Teachers Need Renewal

As I prepare to announce the summer scholars who will be working on the political theory of Hannah Arendt with me this summer at Bard College, an article in today’s New York Times about the state of public education in the U.S. gave me pause. Thousands of teachers will be notified in June that they may lose their jobs. We’ve been here before. Yet, as I am about to engage a group of 16 educators in the demanding, and also exhilarating, thinking journey that reading key works by Hannah Arendt always entails, I am disturbed by the dire circumstances that educators and their students will be continue to face next year.

In 1958, in an essay originally published in Partisan Review, Arendt wrote about what she considered an American “crisis in education.” (The essay had the same title). Her views in that essay were, like so many other things she wrote, quite controversial: she was attacking trends in progressive education and bemoaned what she considered “the decline in standards.” Yet, however much her somewhat patrician views might be criticized by contemporary educators–as I am sure we will discuss in my upcoming seminar–with at least one thing Arendt wrote in that essay today’s teachers would agree. Arendt worried when pedagogy became its own “science of teaching in general” detached from its subject matter. The effect was to create the idea, she continued, that a teacher “could teach anything; his (sic) training is in teaching, not the mastery of any particular subject.”

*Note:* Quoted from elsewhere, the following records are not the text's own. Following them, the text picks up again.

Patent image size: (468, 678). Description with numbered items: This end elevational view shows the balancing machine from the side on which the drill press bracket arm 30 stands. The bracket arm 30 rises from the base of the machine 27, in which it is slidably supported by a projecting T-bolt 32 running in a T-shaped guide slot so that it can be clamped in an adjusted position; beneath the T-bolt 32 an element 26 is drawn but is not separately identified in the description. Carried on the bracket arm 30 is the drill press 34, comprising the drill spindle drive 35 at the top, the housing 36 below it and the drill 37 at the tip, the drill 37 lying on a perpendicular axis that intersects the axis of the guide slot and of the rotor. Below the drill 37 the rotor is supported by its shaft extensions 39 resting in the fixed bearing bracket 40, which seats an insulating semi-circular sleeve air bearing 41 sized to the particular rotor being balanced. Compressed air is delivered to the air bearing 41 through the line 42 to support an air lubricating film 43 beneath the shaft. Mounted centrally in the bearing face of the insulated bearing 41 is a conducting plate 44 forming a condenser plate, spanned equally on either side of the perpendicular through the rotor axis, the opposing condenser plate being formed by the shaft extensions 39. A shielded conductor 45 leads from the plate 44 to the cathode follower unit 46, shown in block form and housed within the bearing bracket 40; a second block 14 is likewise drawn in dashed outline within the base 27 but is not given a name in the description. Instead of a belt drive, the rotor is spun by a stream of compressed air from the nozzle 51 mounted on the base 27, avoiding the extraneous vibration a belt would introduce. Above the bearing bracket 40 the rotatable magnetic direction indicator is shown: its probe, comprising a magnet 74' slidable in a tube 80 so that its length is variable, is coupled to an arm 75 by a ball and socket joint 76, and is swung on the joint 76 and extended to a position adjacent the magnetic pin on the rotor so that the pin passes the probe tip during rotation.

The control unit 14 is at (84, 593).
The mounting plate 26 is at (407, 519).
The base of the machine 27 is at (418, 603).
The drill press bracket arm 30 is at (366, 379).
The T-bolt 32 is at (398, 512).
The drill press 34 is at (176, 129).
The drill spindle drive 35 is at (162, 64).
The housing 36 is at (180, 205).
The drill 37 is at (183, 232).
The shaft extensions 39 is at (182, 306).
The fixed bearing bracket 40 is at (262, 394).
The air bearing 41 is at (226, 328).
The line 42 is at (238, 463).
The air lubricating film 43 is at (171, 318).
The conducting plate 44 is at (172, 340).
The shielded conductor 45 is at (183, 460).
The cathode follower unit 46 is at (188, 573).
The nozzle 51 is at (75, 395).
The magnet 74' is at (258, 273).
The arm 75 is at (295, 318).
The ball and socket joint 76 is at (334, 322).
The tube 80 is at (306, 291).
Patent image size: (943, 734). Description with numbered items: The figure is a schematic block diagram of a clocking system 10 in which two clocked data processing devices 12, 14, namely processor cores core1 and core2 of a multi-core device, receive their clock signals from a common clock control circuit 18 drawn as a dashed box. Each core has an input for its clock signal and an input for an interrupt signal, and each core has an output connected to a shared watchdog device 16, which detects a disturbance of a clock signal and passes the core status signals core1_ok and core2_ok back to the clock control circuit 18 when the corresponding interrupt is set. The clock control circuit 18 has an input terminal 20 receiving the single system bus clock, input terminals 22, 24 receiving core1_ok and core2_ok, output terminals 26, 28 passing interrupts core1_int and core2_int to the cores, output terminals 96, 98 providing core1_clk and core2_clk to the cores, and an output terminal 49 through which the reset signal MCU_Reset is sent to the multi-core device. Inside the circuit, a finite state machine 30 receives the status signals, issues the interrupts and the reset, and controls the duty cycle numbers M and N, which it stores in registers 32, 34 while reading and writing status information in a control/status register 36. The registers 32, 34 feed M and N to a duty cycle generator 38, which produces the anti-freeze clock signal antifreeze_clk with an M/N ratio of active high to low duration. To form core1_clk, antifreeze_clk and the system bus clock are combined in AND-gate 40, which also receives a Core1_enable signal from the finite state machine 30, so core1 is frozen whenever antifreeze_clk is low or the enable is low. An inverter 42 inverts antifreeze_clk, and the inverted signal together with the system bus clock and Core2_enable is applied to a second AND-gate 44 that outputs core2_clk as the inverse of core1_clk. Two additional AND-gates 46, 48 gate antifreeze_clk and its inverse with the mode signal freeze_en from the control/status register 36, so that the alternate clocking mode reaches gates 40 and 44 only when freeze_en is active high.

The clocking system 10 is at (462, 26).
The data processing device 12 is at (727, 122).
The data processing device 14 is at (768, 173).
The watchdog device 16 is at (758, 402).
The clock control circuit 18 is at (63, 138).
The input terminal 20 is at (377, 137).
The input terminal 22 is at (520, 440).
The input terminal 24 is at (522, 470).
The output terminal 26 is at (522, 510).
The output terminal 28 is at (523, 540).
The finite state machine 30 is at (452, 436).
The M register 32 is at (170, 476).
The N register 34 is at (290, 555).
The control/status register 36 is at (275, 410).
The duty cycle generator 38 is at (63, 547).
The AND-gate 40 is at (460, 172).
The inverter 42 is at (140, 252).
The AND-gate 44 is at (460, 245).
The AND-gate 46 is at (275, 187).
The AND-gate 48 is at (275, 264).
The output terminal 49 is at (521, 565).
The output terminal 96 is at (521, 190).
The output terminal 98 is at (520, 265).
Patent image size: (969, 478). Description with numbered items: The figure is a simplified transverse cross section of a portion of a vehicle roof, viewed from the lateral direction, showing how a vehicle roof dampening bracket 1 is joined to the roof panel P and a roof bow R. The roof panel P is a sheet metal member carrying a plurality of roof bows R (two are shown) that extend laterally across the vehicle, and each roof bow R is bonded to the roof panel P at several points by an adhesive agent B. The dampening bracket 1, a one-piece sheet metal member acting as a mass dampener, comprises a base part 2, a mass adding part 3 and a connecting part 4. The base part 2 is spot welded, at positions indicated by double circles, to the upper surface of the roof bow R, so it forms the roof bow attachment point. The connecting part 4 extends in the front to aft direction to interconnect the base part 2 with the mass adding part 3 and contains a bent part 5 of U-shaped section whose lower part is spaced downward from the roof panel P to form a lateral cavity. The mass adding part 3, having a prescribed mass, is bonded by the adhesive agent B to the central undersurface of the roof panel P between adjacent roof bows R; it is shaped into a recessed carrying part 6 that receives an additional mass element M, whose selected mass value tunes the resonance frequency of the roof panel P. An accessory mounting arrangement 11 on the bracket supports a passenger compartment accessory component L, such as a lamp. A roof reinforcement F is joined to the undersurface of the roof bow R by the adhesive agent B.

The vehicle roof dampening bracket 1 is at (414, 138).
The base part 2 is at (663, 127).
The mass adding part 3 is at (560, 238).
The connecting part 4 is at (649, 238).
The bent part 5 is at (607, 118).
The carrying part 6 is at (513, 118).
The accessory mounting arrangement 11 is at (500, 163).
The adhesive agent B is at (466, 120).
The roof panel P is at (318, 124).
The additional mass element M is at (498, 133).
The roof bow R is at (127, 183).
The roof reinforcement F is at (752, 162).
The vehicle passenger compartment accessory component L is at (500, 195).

Today, the effect of an attempt to economize in our schools and balance our budgets, in part, by decreasing public spending on education has led to a dangerous trend. Teachers are moved from school to school and classroom to classroom with little regard for the particular needs of the students or even the subjects intended to be instructed in those classrooms. According to research cited in the Times report, in Cleveland, for instance, one study of theme schools found “teacher layoffs, carried out by seniority, had stripped Cleveland’s specialty schools of key teachers. A Spanish-English immersion school had lost its dual language teachers; a school for gifted children had lost teachers who had special training to work with those students.” (NYTimes)

To reverse this trend will require concerted effort on the part of the public to recommit to the ideal of public education with adequate funds to enable teachers to do their jobs well. And that includes continuing to fund programs like the NEH, which provide teachers with a chance to deepen the intellectual and scholarship-based dimensions of their subjects, renewing themselves and enriching their students as a consequence.